Without warning, the bus heaved sharply to the right throwing Bly off balance. Most of her fellow travelers continued sleeping undisturbed. Only a few rustled in their seats, one snorting loudly before resuming a loud, rhythmic snore. The driver glanced briefly in the rear view mirror. As their eyes met, something huge collided with the side of the bus.
All at once, the windows opposite her row shattered. She clung to the seat in panic, gravity dragging her body toward the floor. Other people screamed and dove under seats, covering their heads.
Bly pulled herself back up. She struggled to get a good look over the tops of the seats when the bus was hit again. This time the blow came from the rear and the cumbersome vehicle careened out of control. Tires squealed in protest mingling with the shrill cries of passengers.
The view inside was chaotic. Bodies flew sideways, luggage spilled from the overhead compartments, and glass continually shot through the air. Outside the view was not much better. Bly glanced through broken windows only to see undefined swirls, fast moving black shapes, a muted sky and rising pavement.
She was thrown against her window by an obese woman flailing around in the aisle. Bly pressed both palms against the pane to prevent her forehead from smashing into it.
As she studied her own frightened expression reflected in the glass, she caught a glimpse of something large and shadowy outside. It was still too dark to see details, and the bus was not steady enough for her to focus on the blackened shape.

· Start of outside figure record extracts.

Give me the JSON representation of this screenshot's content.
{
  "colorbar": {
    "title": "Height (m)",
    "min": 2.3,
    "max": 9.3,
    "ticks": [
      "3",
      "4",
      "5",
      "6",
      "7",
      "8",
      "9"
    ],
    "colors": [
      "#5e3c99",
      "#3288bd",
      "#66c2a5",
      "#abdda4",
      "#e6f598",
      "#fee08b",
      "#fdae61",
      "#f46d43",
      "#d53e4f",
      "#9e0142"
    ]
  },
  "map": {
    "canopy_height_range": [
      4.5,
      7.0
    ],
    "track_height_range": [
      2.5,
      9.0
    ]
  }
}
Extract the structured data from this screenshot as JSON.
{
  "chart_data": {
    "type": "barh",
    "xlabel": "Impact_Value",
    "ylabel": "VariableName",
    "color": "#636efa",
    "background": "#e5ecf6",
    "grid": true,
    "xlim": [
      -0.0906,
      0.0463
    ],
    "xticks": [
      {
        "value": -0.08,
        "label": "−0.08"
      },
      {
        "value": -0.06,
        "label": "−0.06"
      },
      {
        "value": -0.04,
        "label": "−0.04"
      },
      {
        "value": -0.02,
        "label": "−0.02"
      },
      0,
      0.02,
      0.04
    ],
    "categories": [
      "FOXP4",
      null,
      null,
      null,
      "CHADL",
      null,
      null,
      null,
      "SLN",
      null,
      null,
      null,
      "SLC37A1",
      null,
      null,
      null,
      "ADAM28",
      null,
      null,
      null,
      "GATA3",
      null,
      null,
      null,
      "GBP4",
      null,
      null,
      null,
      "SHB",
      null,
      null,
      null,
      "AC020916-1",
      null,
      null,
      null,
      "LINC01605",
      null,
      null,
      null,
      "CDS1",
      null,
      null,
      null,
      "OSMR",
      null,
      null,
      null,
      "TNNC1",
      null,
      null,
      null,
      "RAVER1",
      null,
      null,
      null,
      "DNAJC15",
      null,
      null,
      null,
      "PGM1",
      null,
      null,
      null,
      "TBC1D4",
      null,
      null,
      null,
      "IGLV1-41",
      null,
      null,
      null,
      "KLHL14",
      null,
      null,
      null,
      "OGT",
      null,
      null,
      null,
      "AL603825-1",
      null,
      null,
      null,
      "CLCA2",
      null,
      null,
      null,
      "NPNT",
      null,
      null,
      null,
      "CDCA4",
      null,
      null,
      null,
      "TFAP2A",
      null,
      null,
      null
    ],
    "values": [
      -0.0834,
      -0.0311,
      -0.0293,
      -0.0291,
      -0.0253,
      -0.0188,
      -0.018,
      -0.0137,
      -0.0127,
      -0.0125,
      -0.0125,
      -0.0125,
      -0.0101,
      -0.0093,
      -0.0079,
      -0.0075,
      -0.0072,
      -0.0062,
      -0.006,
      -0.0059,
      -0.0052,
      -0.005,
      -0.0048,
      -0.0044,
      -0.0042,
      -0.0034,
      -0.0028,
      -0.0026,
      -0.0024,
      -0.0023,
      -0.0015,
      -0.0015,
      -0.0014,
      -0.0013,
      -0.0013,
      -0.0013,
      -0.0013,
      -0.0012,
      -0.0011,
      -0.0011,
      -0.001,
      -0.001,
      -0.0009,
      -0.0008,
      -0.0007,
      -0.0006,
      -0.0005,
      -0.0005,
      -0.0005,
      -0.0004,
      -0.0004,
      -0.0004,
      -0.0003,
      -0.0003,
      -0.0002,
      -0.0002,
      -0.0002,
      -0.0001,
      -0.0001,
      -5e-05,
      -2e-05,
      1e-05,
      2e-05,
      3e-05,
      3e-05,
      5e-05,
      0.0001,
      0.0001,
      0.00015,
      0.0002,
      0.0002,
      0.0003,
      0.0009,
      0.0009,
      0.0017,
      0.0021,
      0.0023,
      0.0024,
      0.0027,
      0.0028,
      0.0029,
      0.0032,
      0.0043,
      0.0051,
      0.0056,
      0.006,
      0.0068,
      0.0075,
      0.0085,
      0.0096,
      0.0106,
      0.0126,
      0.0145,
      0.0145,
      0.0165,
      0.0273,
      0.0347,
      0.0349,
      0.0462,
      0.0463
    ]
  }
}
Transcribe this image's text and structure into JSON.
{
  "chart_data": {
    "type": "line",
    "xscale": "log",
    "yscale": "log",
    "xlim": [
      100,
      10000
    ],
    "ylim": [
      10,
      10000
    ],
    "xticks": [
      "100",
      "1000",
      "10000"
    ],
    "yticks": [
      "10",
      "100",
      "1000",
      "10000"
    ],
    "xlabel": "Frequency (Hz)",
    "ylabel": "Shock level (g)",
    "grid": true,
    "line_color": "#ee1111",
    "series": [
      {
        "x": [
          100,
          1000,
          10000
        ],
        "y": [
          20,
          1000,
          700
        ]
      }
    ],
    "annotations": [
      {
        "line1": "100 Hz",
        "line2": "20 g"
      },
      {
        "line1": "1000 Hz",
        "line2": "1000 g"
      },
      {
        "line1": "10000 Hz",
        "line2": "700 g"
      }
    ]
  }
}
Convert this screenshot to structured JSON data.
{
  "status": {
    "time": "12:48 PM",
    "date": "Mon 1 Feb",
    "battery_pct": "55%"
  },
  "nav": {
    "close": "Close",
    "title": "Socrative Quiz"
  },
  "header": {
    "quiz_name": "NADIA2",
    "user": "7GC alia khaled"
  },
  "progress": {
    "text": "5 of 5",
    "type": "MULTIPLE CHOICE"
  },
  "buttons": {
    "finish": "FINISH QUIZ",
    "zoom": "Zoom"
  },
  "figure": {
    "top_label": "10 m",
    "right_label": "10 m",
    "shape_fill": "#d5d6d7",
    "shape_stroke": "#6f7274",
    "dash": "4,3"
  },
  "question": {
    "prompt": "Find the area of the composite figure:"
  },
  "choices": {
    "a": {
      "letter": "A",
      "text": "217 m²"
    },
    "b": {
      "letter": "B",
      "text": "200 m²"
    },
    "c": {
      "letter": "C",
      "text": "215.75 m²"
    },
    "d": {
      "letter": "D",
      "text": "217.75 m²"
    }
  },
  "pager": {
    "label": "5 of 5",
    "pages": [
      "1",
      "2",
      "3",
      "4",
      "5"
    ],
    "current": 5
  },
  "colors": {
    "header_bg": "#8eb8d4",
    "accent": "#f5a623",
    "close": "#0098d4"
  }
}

She tumbled forward violently as the vehicle endured a third hit, again from the rear. Bly hinged over the seat in front of her like a rag doll. This would not have been a problem if another passenger were not already occupying the space. Her forehead pitched downward until it smashed into the head of a huge, balding man shouting obscenities in Spanish.
The last thing Bly remembered before the world faded to nothingness was a fresh wave of screaming. Blood curdling shouts erupted inside the bus, as if on cue, and very different from the general mayhem that already ensued. Before she passed into unconsciousness, she wondered what evoked such a response.